A equipe do Dara é fruto de um avanço histórico em acessibilidade no ensino superior, especialmente para pessoas negras. Campos menciona que muitos na equipe foram beneficiados por políticas que facilitaram o acesso à educação superior para esses grupos. “Muitos pesquisadores do Dara fazem parte desse processo histórico”, afirma.
As Frentes de Atuação do Dara
O núcleo se propõe a atuar em duas frentes principais:
– Integração e Inovação: O Dara busca colaborar com outros grupos e iniciativas que já realizam pesquisas sobre questões raciais, promovendo a integração entre eles e desenvolvendo novas metodologias de pesquisa.
– Novas Metodologias: A equipe tem a intenção de aplicar metodologias inovadoras que têm se mostrado eficazes em contextos internacionais, mas que ainda não são amplamente utilizadas no Brasil.
Dificuldades e Constatações
Em análises preliminares, uma das constatações mais surpreendentes para os pesquisadores foi a percepção de que o Brasil regrediu em sua capacidade de processar dados sobre racismo. Campos destaca que o acesso a dados oficiais, assim como a interlocução entre pesquisas, apresenta falhas consideráveis. “O acesso aos dados regrediu em vários aspectos”, afirma.
Outra descoberta relevante refere-se à concentração excessiva das pesquisas no Brasil na mensuração das desigualdades, enquanto o racismo, como fator que gera essas desigualdades, recebe menos atenção. Segundo Campos, essa falta de foco nas práticas que perpetuam o racismo prejudica a compreensão das causas subjacentes das desigualdades raciais.

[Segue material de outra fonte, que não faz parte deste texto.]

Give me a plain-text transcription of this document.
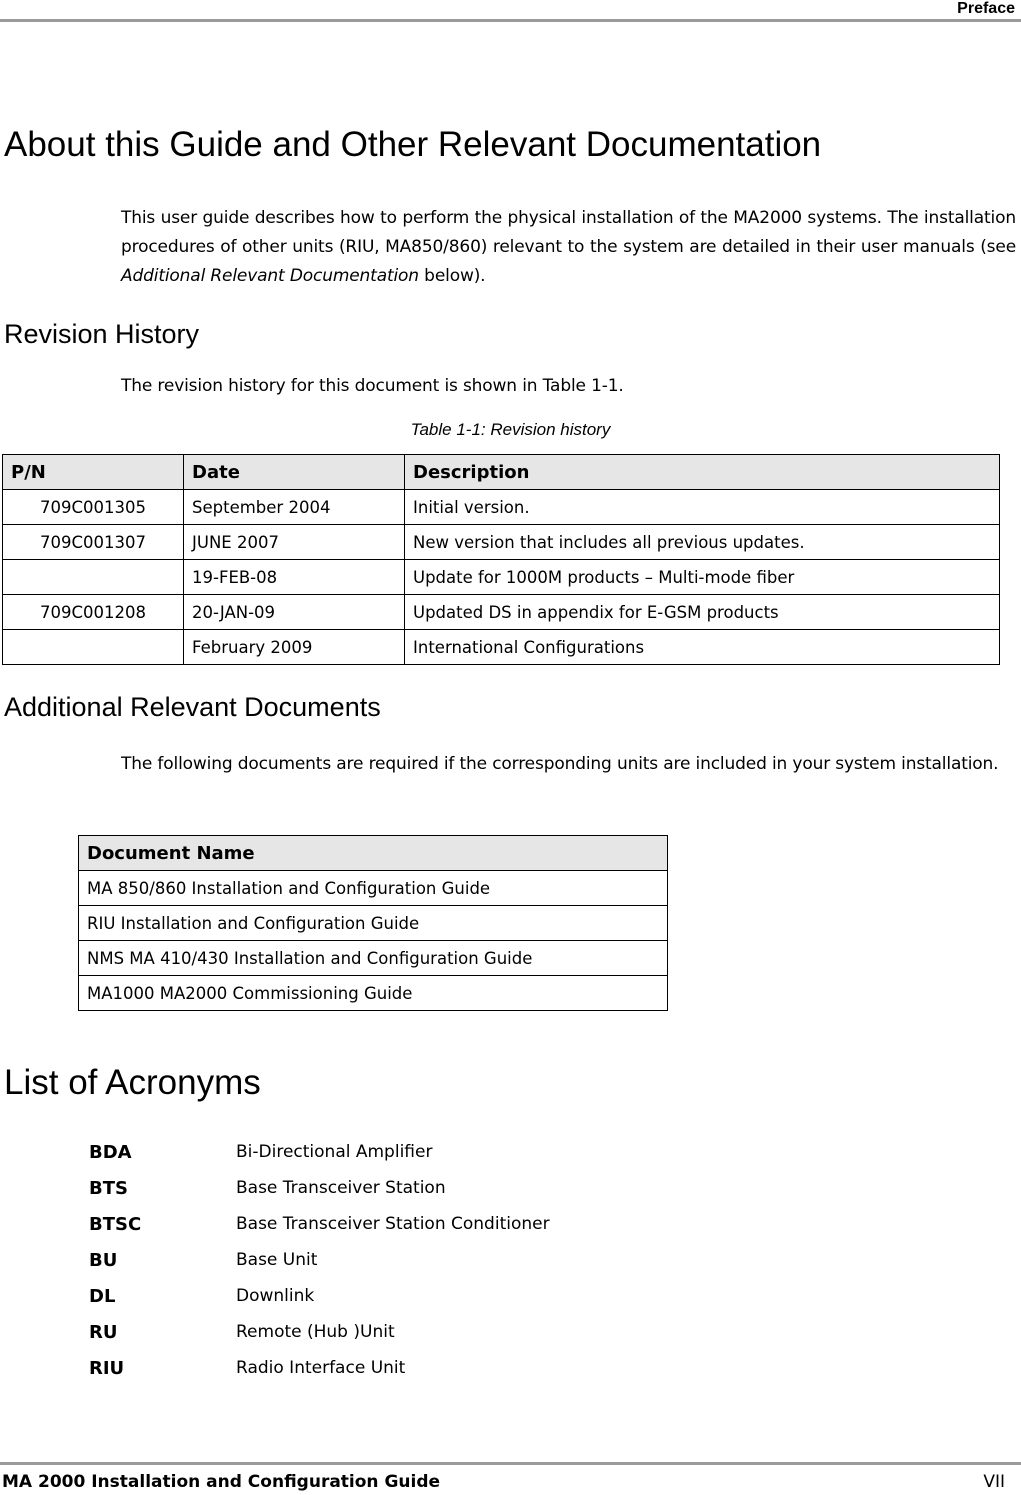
Preface
About this Guide and Other Relevant Documentation
This user guide describes how to perform the physical installation of the MA2000 systems. The installation procedures of other units (RIU, MA850/860) relevant to the system are detailed in their user manuals (see Additional Relevant Documentation below).
Revision History
The revision history for this document is shown in Table 1-1.
Table 1-1: Revision history
P/N	Date	Description
709C001305	September 2004	Initial version.
709C001307	JUNE 2007	New version that includes all previous updates.
	19-FEB-08	Update for 1000M products – Multi-mode fiber
709C001208	20-JAN-09	Updated DS in appendix for E-GSM products
	February 2009	International Configurations
Additional Relevant Documents
The following documents are required if the corresponding units are included in your system installation.
Document Name
MA 850/860 Installation and Configuration Guide
RIU Installation and Configuration Guide
NMS MA 410/430 Installation and Configuration Guide
MA1000 MA2000 Commissioning Guide
List of Acronyms
BDA	Bi-Directional Amplifier
BTS	Base Transceiver Station
BTSC	Base Transceiver Station Conditioner
BU	Base Unit
DL	Downlink
RU	Remote (Hub )Unit
RIU	Radio Interface Unit
MA 2000 Installation and Configuration Guide	VII
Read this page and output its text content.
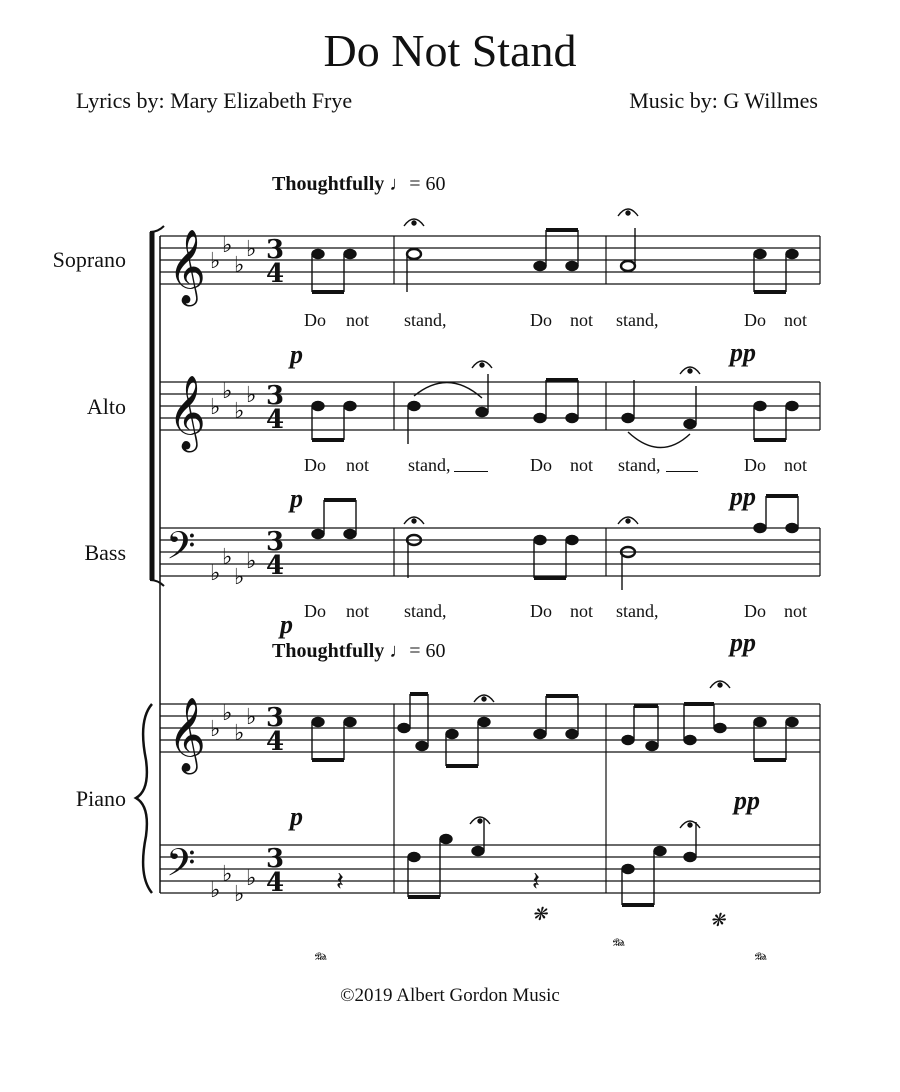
Do Not Stand
Lyrics by: Mary Elizabeth Frye	Music by: G Willmes
Thoughtfully ♩= 60
Thoughtfully ♩= 60
Soprano
Alto
Bass
Piano
𝄞
𝄞
𝄢
𝄞
𝄢
♭
♭
♭
♭
♭
♭
♭
♭
♭
♭
♭
♭
♭
♭
♭
♭
♭
♭
♭
♭
3
4
3
4
3
4
3
4
3
4 𝄽	𝄽
𝆮
𝆮
𝆮
❋	❋
Do not stand,	Do not stand,	Do not
Do not stand,	Do not stand,	Do not
Do not stand,	Do not stand,	Do not
p	pp
p	pp
p
pp
p
pp
©2019 Albert Gordon Music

O Futuro da Pesquisa sobre Racismo no Brasil
O Brasil ainda enfrenta desafios significativos para medir os efeitos do racismo em diversas esferas, incluindo as socioeconômicas. Embora existam várias pesquisas de opinião que tentam capturar a percepção sobre o racismo, Campos argumenta que essas frequentemente carecem de diálogo entre si, dificultando a comparabilidade e a formação de estimativas consistentes.
Um dos objetivos do Dara é integrar essas pesquisas de opinião, além de explorar a inclusão de experimentos de campo, que são essenciais para uma análise causal mais robusta dos efeitos do racismo. Campos afirma que esse tipo de pesquisa, embora promissor, ainda está em fase inicial de desenvolvimento no Brasil.
Somando-se a esses esforços, a criação do Dara representa uma esperança para que novas abordagens possam iluminar as complexas interações entre racismo e desigualdade, promovendo um entendimento mais profundo e fundamentado que possa guiar políticas públicas mais eficazes no enfrentamento do racismo.
Perguntas Frequentes
Qual é o objetivo do projeto Dara?
O Dara visa produzir, analisar e comunicar dados sobre o racismo e o antirracismo, contribuindo para o debate público e a formulação de políticas baseadas em evidências.
Como o Dara pretende se diferenciar de outras iniciativas?
O Dara se propõe a integrar pesquisas existentes e aplicar novas metodologias que se mostram eficazes internacionalmente, criando um diálogo mais abrangente entre os estudos sobre racismo no Brasil.
Quais são os principais desafios enfrentados pelas pesquisas sobre racismo no Brasil?
Um dos principais desafios é a dificuldade de acesso e integração de dados oficiais, além da falta de diálogo entre diferentes pesquisas, o que prejudica a análise dos efeitos do racismo nas desigualdades sociais.